Let’s begin by establishing what makes deploying updates for web applications challenging. A deployment can be thought of as a form of cache invalidation, something that is commonly labeled one of the two hardest problems in Computer Science. Perhaps, an even more revealing parallel to deployments is database transactions. If you consider a typical deployment as a complex update statement running against your infrastructure, many best deployments practices follow naturally from the ACID properties:
- Atomicity. In a case of intermediate failure, the state of the application should remain unchanged (“all or nothing”).
- Consistency. A deployment should not be able to bring the system to a state that violates the specified constraints (i.e., “acceptance tests”).
- Isolation. The users should not notice inconsistent application state while a deployment is running.
- Durability. The effect of deployment should be persistent. A server outage should not cause an unexpected rollback to an earlier version.
While this comparison to ACID is not to be taken literally, it gives us a good idea of the guarantees that a competent deployment tool should impart. Even in the simplest case of updating just one server, we can immediately discredit some of the common approaches, namely SVN checkout, Git pull, and FTP/SFTP upload. A more potent instrument is needed to satisfy these requirements.

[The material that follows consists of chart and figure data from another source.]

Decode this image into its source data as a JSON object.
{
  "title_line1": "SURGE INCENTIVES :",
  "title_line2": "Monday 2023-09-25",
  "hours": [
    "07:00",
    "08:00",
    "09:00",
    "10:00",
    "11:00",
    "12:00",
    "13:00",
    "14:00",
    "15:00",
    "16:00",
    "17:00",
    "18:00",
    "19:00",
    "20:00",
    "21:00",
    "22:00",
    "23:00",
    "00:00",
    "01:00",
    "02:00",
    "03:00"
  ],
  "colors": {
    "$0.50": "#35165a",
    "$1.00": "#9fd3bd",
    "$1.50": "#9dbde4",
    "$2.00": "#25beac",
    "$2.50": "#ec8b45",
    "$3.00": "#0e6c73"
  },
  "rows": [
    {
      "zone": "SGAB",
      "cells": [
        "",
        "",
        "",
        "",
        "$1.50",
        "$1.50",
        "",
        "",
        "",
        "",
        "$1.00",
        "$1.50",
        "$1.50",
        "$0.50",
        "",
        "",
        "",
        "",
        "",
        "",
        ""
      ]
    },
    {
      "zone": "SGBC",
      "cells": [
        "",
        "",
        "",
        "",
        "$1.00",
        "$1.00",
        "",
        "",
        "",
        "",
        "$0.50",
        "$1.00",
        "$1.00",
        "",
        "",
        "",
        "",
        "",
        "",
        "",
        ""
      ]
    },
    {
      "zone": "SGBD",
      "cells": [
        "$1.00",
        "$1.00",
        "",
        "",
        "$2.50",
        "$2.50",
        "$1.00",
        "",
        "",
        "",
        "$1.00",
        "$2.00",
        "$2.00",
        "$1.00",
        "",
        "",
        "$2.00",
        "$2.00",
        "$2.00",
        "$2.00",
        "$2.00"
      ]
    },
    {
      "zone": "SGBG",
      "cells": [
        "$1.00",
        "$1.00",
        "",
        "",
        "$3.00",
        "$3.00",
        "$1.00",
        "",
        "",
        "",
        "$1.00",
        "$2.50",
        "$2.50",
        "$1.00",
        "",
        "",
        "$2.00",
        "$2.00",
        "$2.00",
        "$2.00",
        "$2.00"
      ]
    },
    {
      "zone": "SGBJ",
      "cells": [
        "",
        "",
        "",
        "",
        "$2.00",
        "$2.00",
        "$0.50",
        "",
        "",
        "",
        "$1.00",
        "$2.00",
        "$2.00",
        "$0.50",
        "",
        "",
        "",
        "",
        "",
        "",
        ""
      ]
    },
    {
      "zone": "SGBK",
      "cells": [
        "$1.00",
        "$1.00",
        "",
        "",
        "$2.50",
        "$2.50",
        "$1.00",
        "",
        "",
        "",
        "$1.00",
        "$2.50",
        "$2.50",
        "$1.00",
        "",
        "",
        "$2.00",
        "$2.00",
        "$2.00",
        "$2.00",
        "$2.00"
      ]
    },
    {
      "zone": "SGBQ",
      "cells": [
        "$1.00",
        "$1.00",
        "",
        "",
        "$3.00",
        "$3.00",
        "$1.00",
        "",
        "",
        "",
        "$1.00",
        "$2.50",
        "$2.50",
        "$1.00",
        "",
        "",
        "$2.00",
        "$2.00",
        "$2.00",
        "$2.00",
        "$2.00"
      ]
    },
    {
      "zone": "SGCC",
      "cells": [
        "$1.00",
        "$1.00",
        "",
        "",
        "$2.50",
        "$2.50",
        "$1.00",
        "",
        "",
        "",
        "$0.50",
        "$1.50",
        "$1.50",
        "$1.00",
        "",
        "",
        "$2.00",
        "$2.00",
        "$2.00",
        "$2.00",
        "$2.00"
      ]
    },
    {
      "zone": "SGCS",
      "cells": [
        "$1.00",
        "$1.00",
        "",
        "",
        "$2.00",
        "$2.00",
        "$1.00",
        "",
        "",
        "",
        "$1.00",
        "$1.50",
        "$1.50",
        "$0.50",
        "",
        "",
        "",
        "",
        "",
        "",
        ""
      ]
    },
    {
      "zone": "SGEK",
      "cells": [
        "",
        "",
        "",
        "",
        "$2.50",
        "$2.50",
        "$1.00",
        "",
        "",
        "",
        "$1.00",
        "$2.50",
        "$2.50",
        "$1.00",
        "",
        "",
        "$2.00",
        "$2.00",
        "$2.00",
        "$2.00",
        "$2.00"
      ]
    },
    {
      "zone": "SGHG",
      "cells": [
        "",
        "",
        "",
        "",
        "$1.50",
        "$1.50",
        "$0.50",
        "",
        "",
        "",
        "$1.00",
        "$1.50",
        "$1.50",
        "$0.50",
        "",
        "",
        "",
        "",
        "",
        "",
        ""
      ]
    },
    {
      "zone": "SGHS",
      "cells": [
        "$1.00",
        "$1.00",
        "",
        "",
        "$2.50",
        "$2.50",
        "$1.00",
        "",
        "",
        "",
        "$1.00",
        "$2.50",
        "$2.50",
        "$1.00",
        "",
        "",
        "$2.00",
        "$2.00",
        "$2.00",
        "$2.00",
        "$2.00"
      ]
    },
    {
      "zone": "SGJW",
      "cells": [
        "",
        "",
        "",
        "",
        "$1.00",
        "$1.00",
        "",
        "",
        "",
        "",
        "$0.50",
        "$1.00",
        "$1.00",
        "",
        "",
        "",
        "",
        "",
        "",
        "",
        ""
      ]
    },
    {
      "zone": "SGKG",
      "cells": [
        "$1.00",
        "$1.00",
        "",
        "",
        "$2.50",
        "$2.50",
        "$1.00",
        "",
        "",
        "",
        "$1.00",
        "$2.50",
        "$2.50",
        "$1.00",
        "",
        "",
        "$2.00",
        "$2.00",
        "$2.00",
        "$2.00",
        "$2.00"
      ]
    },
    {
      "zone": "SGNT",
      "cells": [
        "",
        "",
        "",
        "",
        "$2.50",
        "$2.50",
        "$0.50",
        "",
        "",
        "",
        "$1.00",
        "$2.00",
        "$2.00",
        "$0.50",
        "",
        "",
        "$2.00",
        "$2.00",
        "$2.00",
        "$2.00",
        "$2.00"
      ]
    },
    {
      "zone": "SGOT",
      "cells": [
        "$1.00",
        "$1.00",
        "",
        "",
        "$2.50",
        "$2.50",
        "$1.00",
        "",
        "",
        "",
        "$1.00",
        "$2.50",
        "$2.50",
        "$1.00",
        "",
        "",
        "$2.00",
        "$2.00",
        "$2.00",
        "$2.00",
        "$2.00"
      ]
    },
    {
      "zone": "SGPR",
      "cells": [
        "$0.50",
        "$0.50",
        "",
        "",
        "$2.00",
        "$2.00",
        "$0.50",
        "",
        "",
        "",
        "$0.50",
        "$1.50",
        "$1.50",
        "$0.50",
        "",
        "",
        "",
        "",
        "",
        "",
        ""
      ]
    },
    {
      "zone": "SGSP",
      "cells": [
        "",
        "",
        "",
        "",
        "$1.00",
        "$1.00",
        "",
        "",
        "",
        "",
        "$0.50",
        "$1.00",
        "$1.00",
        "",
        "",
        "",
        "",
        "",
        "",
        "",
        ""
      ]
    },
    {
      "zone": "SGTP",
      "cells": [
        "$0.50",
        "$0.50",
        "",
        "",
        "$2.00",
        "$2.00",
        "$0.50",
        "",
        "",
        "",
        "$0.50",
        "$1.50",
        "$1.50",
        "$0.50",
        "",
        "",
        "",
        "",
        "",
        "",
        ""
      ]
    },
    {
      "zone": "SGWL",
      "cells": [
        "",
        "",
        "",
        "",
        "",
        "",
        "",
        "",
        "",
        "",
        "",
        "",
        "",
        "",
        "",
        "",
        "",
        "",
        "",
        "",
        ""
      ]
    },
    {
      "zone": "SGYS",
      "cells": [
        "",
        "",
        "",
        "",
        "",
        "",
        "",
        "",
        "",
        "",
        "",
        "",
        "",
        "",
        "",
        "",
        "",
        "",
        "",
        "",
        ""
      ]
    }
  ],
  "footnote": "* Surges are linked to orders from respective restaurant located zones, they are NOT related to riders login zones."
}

Capistrano is an example of a deployment tool that provides all necessary building blocks for implementing “ACID deployments.” However, being conceived within the Ruby community, it evolved to better suit its needs and ingrained some of the idiosyncrasies of the host platform. For example, due to compiled binary extensions required by many popular Ruby gems, the prevalent practice has always been to install the gems on each node individually. In the age of build tools powered by Node.js, this often engenders installing the entire build toolset on every web server. To make things worse, Capistrano 3 demands that every target server has access to the code repository, effectively converting each node into a mini build server. Aside from complicating the server environment, this introduces an obvious problem of having to ensure consistency of resulting builds across the array of target servers. All of this would be seen as heresy by a JVM developer whose build server produces self-containing JARs that can be uploaded and run practically anywhere.
Despite the discussed flaws, Capistrano remains a battle-tested deployment utility with relatively simple configuration. It also doesn’t require any additional software on the target server (except for the omnipresent SSH), which some other tools do. Last but not least, I have six years of experience with Capistrano and even wrote about some of its internals. Most of my websites are static, but they rely on various build toolchains (Gulp, Jekyll, lein-cljs, etc.) Looking for the ways to avoid installing every single one of them on the server, I discovered that Capistrano has a plugin API that allows one to add custom SCM adapters. For my use case, such adapter would replace the logic that creates a release directory on the server by performing a copy from an SCM system with a simple file upload of a locally built tarball.
I ended up implementing and packaging this adapter as the capistrano-tarball_scm gem, which is now available via Rubygems. You can find an example of a deployment configuration file for a ClojureScript project in my tetris-cljs repo on GitHub. I’ve been using the plugin for two months with several different projects, and I’m content with its performance. As I state in the gem’s rationale, it should not be viewed as “better Capistrano,” but merely as a simpler way to use Capistrano for deploying packaged applications and static websites.
Pushing releases to servers is not the only hard part about deployments. On the contrary, in a comprehensive write-up on deployments titled “How to deploy software” Zach Holman (ex-GitHub) argues that it’s the easiest part. He proceeds to cover all of the stages of software deployments at scale, from initial planning to post-release monitoring. The message of my article is much more humble: the complexity of deployments is not to be underestimated, and appropriate tools should be preferred. Quoting Alan Kay, “simple things should be simple, complex things should be possible.” And even if there’s no way Capistrano would’ve ever met Kay’s simplicity standards, it’s a good enough solution for most deployments.